D’après lui, cette cabale a été orchestrée dans le but de nuire à son ami Dogonendji,

alors pressenti au cours de l’an 2000, en remplacement de Dologuélé à la primature.

Un ami qui mourra quelques années plus tard à l’étranger dans  » des conditions que je ne souhaite pas à mon pire ennemi » poursuit-il. 

Suite à cette affaire, ses relations avec le président Patassé dont il fut un temps le conseiller, se dégradent profondément.

Tombé en disgrâce et sentant son intégrité physique menacée,

il s’exile au Cameroun où il réside jusqu’au coup d’Etat du Général François Bozizé en mars 2003.

Décembre de la même année,

il est de retour au pays, où il sera arrêté manu militari quelques mois plus tard avec son frère Danzoumi Yalo, pourtant réputé proche de François Bozizé, qu’il avait rejoint au maquis un mois plutôt avant la prise de Bangui.

L’ancien exilé rentré au pays dénonce une arrestation arbitraire.

Officiellement, le nouvel homme fort de Bangui la justifie par l’affaire Zongo-Oil.

Officieusement, le général putschiste accuse les frères Yalo de fomenter un coup d’Etat en s’appuyant sur les mercenaires tchadiens qui l’ont porté au pouvoir.  

Résultats des courses ?

Sans aucun procès, Sani Yalo passera au total 5 années derrière les barreaux, dont 2 ans dans une prison militaire à Benzambé, le village natal de François Bozizé.

Un témoin de sa déportation en 2006 exprime de vifs souvenirs : 

« C’était violent ! Les militaires l’ont botté et roué de coups avant de le jeter à l’arrière de leur pick-up. On savait qu’ils partaient pour Bossangoa. J’étais persuadé qu’ils allaient le tuer là-bas. Du temps de Bozizé, ce genre de voyage c’était un aller sans retour. »

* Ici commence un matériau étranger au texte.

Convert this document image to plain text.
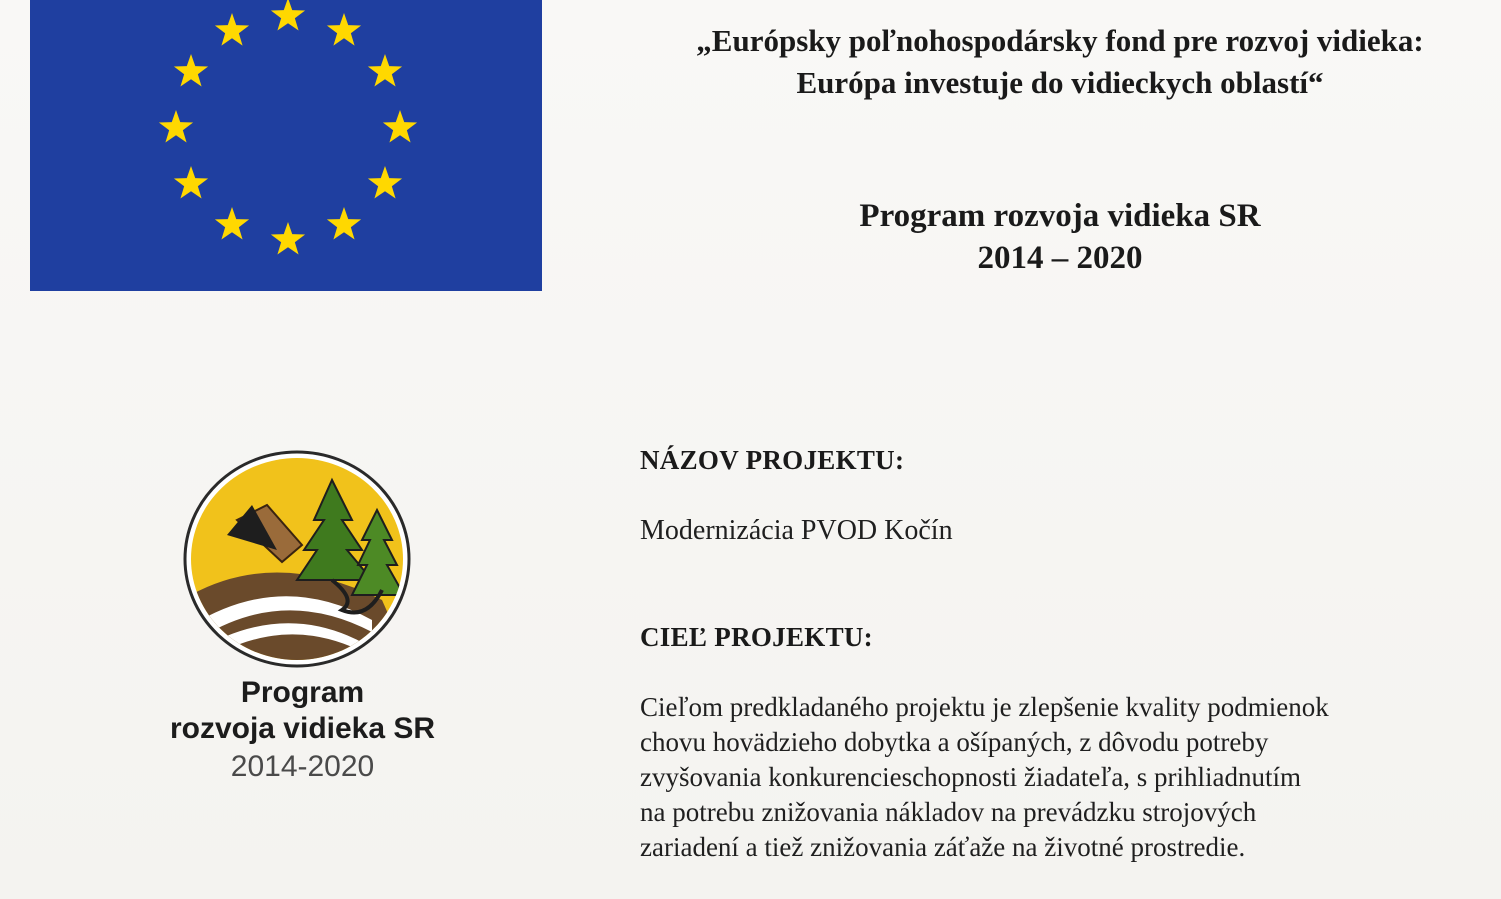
„Európsky poľnohospodársky fond pre rozvoj vidieka:
Európa investuje do vidieckych oblastí“
Program rozvoja vidieka SR
2014 – 2020
NÁZOV PROJEKTU:
Modernizácia PVOD Kočín
CIEĽ PROJEKTU:
Cieľom predkladaného projektu je zlepšenie kvality podmienok
chovu hovädzieho dobytka a ošípaných, z dôvodu potreby
zvyšovania konkurencieschopnosti žiadateľa, s prihliadnutím
na potrebu znižovania nákladov na prevádzku strojových
zariadení a tiež znižovania záťaže na životné prostredie.
Program
rozvoja vidieka SR
2014-2020
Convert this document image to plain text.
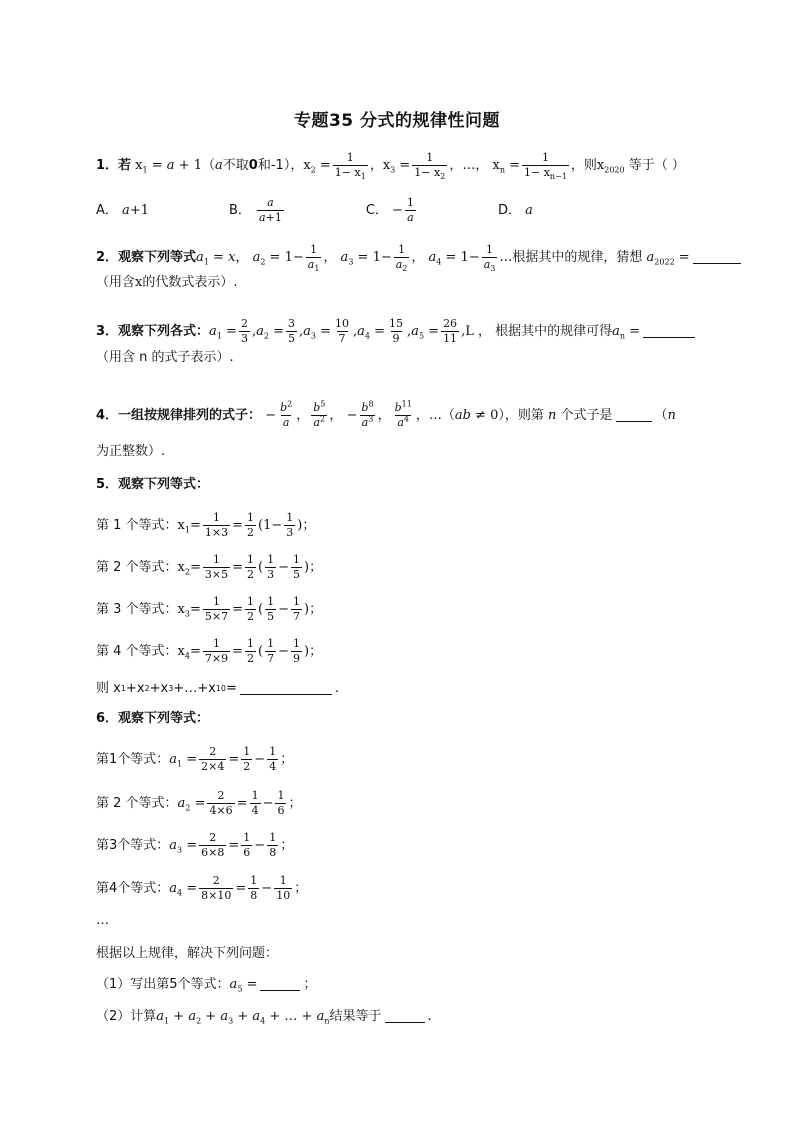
专题35 分式的规律性问题
1．若 $x_1 = a + 1$ （ a 不取 0 和 -1 ）， $x_2 = \frac{1}{1- x_1}$ ， $x_3 = \frac{1}{1- x_2}$ ， … ， $x_n = \frac{1}{1- x_{n-1}}$ ，则 $x_{2020}$ 等于（ ）
A． a+1	B．
$\frac{a}{a+1}$	C．
− $\frac{1}{a}$	D． a
2．观察下列等式 $a_1 = x$， $a_2 = 1- \frac{1}{a_1}$ ， $a_3 = 1- \frac{1}{a_2}$ ， $a_4 = 1- \frac{1}{a_3}$ …根据其中的规律，猜想 $a_{2022}$ =
（用含 x 的代数式表示）.
3．观察下列各式： $a_1 = \frac{2}{3} ,a_2 = \frac{3}{5} ,a_3 = \frac{10}{7} ,a_4 = \frac{15}{9} ,a_5 = \frac{26}{11} ,L$ ， 根据其中的规律可得 $a_n$ =
（用含 n 的式子表示）.
4．一组按规律排列的式子： − $\frac{b^2}{a}$ ， $\frac{b^5}{a^2}$ ， − $\frac{b^8}{a^3}$ ， $\frac{b^{11}}{a^4}$ ， …（ ab ≠ 0 ），则第 n 个式子是	（ n
为正整数）.
5．观察下列等式：
第 1 个等式： $x_1= \frac{1}{1\times 3} = \frac{1}{2} (1- \frac{1}{3}$ )；
第 2 个等式： $x_2= \frac{1}{3\times 5} = \frac{1}{2}$ ( $\frac{1}{3} - \frac{1}{5}$ )；
第 3 个等式： $x_3= \frac{1}{5\times 7} = \frac{1}{2}$ ( $\frac{1}{5} - \frac{1}{7}$ )；
第 4 个等式： $x_4= \frac{1}{7\times 9} = \frac{1}{2}$ ( $\frac{1}{7} - \frac{1}{9}$ )；
则 x 1 +x 2 +x 3 +…+x 10 =	.
6．观察下列等式：
第1个等式： $a_1 = \frac{2}{2\times 4} = \frac{1}{2} - \frac{1}{4}$ ；
第 2 个等式： $a_2 = \frac{2}{4\times 6} = \frac{1}{4} - \frac{1}{6}$ ；
第3个等式： $a_3 = \frac{2}{6\times 8} = \frac{1}{6} - \frac{1}{8}$ ；
第4个等式： $a_4 = \frac{2}{8\times 10} = \frac{1}{8} - \frac{1}{10}$ ；
…
根据以上规律，解决下列问题：
（1）写出第5个等式： $a_5$ =	；
（2）计算 $a_1 + a_2 + a_3 + a_4$ + … + $a_n$ 结果等于	.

Se rappelant cette sombre et éprouvante expérience, l’ancien détenu confie :

« Je pardonne, mais je n’oublie pas. »

Sani Yalo

Redoutable adversaire

Si son entourage le prône comme faiseur de rois, il n’en est pas moins qu’on lui attribue à tort ou à raison, la destruction de bien des carrières. 

Dernières en date : celle de Karim Mecksassoua (KM) et Henri Marie Dondra (HMD).

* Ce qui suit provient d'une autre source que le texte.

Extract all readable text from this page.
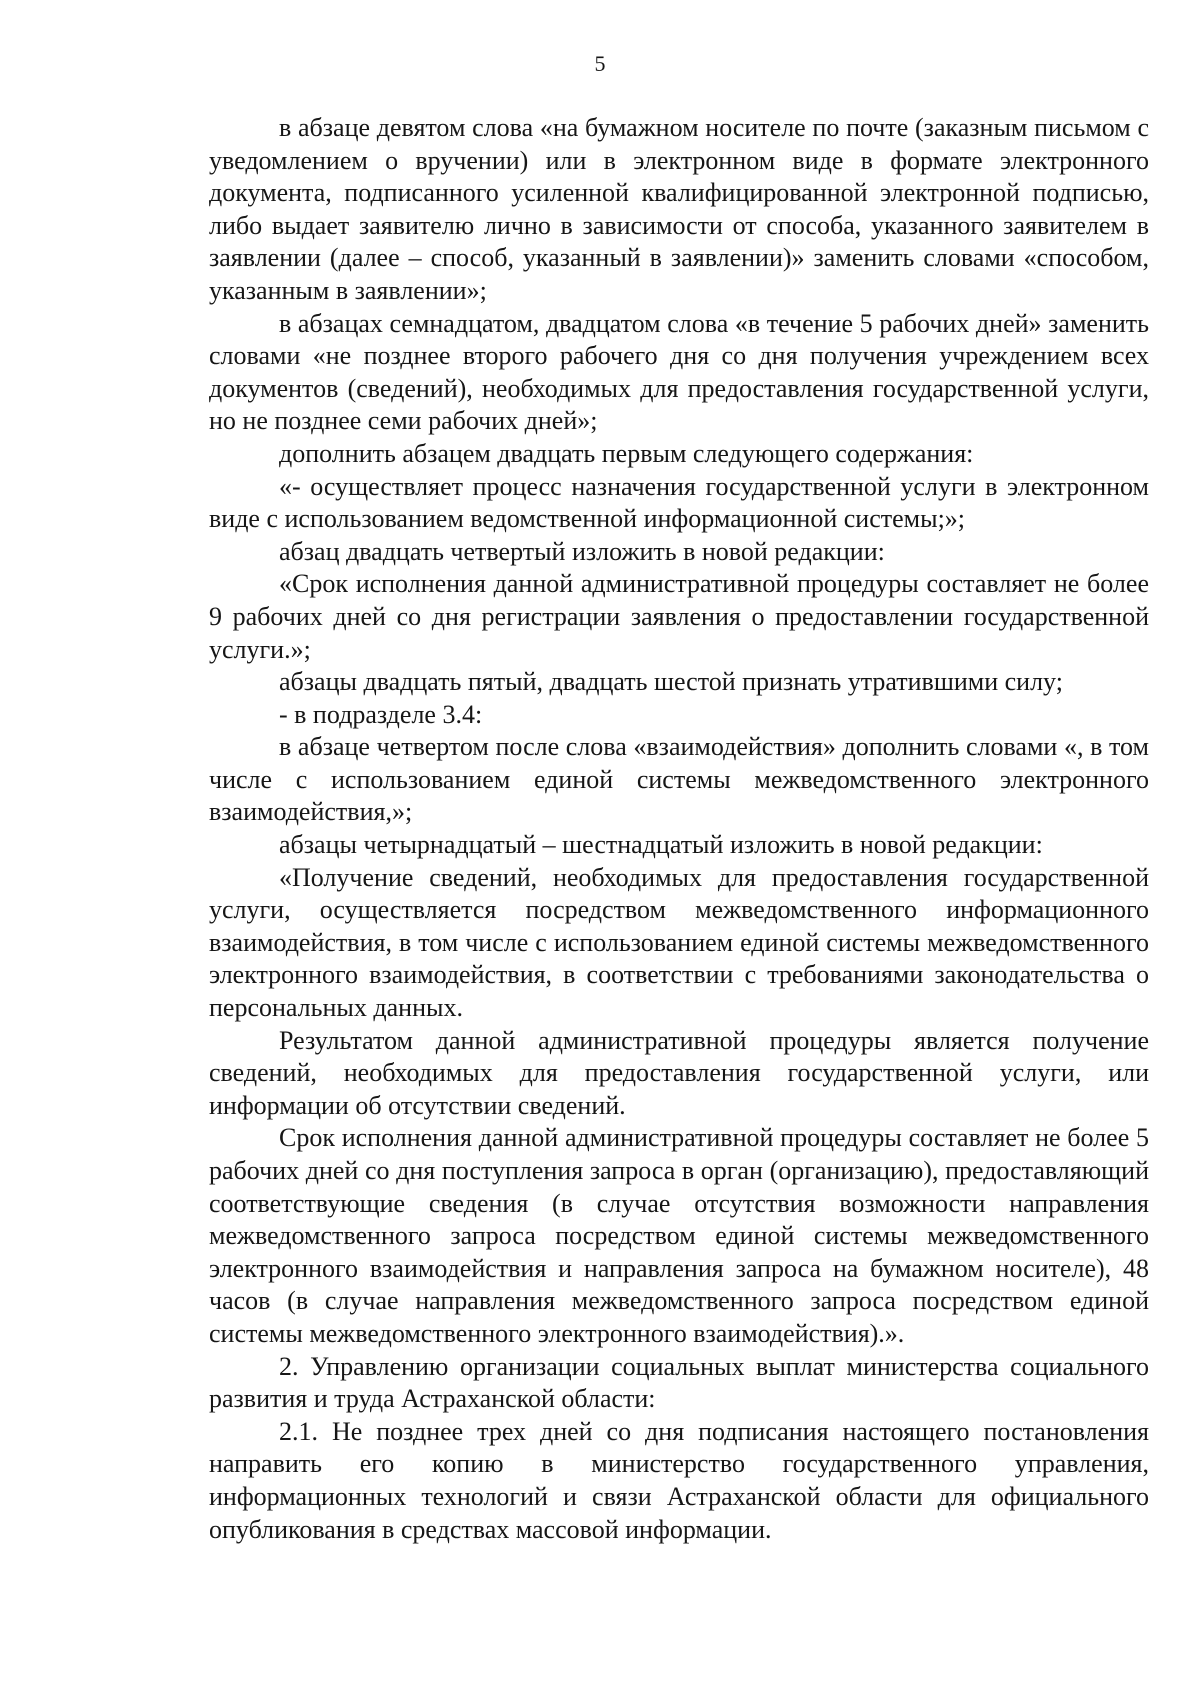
5

в абзаце девятом слова «на бумажном носителе по почте (заказным письмом с уведомлением о вручении) или в электронном виде в формате электронного документа, подписанного усиленной квалифицированной электронной подписью, либо выдает заявителю лично в зависимости от способа, указанного заявителем в заявлении (далее – способ, указанный в заявлении)» заменить словами «способом, указанным в заявлении»;

в абзацах семнадцатом, двадцатом слова «в течение 5 рабочих дней» заменить словами «не позднее второго рабочего дня со дня получения учреждением всех документов (сведений), необходимых для предоставления государственной услуги, но не позднее семи рабочих дней»;

дополнить абзацем двадцать первым следующего содержания:

«- осуществляет процесс назначения государственной услуги в электронном виде с использованием ведомственной информационной системы;»;

абзац двадцать четвертый изложить в новой редакции:

«Срок исполнения данной административной процедуры составляет не более 9 рабочих дней со дня регистрации заявления о предоставлении государственной услуги.»;

абзацы двадцать пятый, двадцать шестой признать утратившими силу;

- в подразделе 3.4:

в абзаце четвертом после слова «взаимодействия» дополнить словами «, в том числе с использованием единой системы межведомственного электронного взаимодействия,»;

абзацы четырнадцатый – шестнадцатый изложить в новой редакции:

«Получение сведений, необходимых для предоставления государственной услуги, осуществляется посредством межведомственного информационного взаимодействия, в том числе с использованием единой системы межведомственного электронного взаимодействия, в соответствии с требованиями законодательства о персональных данных.

Результатом данной административной процедуры является получение сведений, необходимых для предоставления государственной услуги, или информации об отсутствии сведений.

Срок исполнения данной административной процедуры составляет не более 5 рабочих дней со дня поступления запроса в орган (организацию), предоставляющий соответствующие сведения (в случае отсутствия возможности направления межведомственного запроса посредством единой системы межведомственного электронного взаимодействия и направления запроса на бумажном носителе), 48 часов (в случае направления межведомственного запроса посредством единой системы межведомственного электронного взаимодействия).».

2. Управлению организации социальных выплат министерства социального развития и труда Астраханской области:

2.1. Не позднее трех дней со дня подписания настоящего постановления направить его копию в министерство государственного управления, информационных технологий и связи Астраханской области для официального опубликования в средствах массовой информации.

Nous nous sommes intéressés à la plus récente.

Ephémère Premier ministre (8 mois), Henri Marie Dondra était pendant plusieurs mois à couteaux tirés avec Sani Yalo.

Selon un poids lourd de l’opposition, sa chute en serait la conséquence.

« Sani a contribué favorablement à l’accession de Dondra à la primature. Une fois arrivé, ce dernier s’est mis à rouler les mécaniques et cherchait à écraser les gens…Sani Yalo a donc apporté sa contribution, mais dans le sens inverse. La suite de l’histoire, on la connait. »

Si plusieurs habitués des couloirs du Palais de la Renaissance (Présidence) attribuent la chute de l’ancien PM au conseiller spécial de FAT,

il faut reconnaitre qu’au sein du MCU, le parti au pouvoir, les avis divergent sur le sujet.

Un cacique du régime qui jadis avait tenté la carte de l’apaisement entre les deux hommes confie :

«C’est vrai qu’il y avait de fortes tensions entre HMD et Sani. Mais la chute de Dondra est venue de Dondra lui-même. Il s’est fait beaucoup d’ennemis, qui se sont ligués contre lui, et l’ont aidé a scié la branche sur laquelle il était assis. »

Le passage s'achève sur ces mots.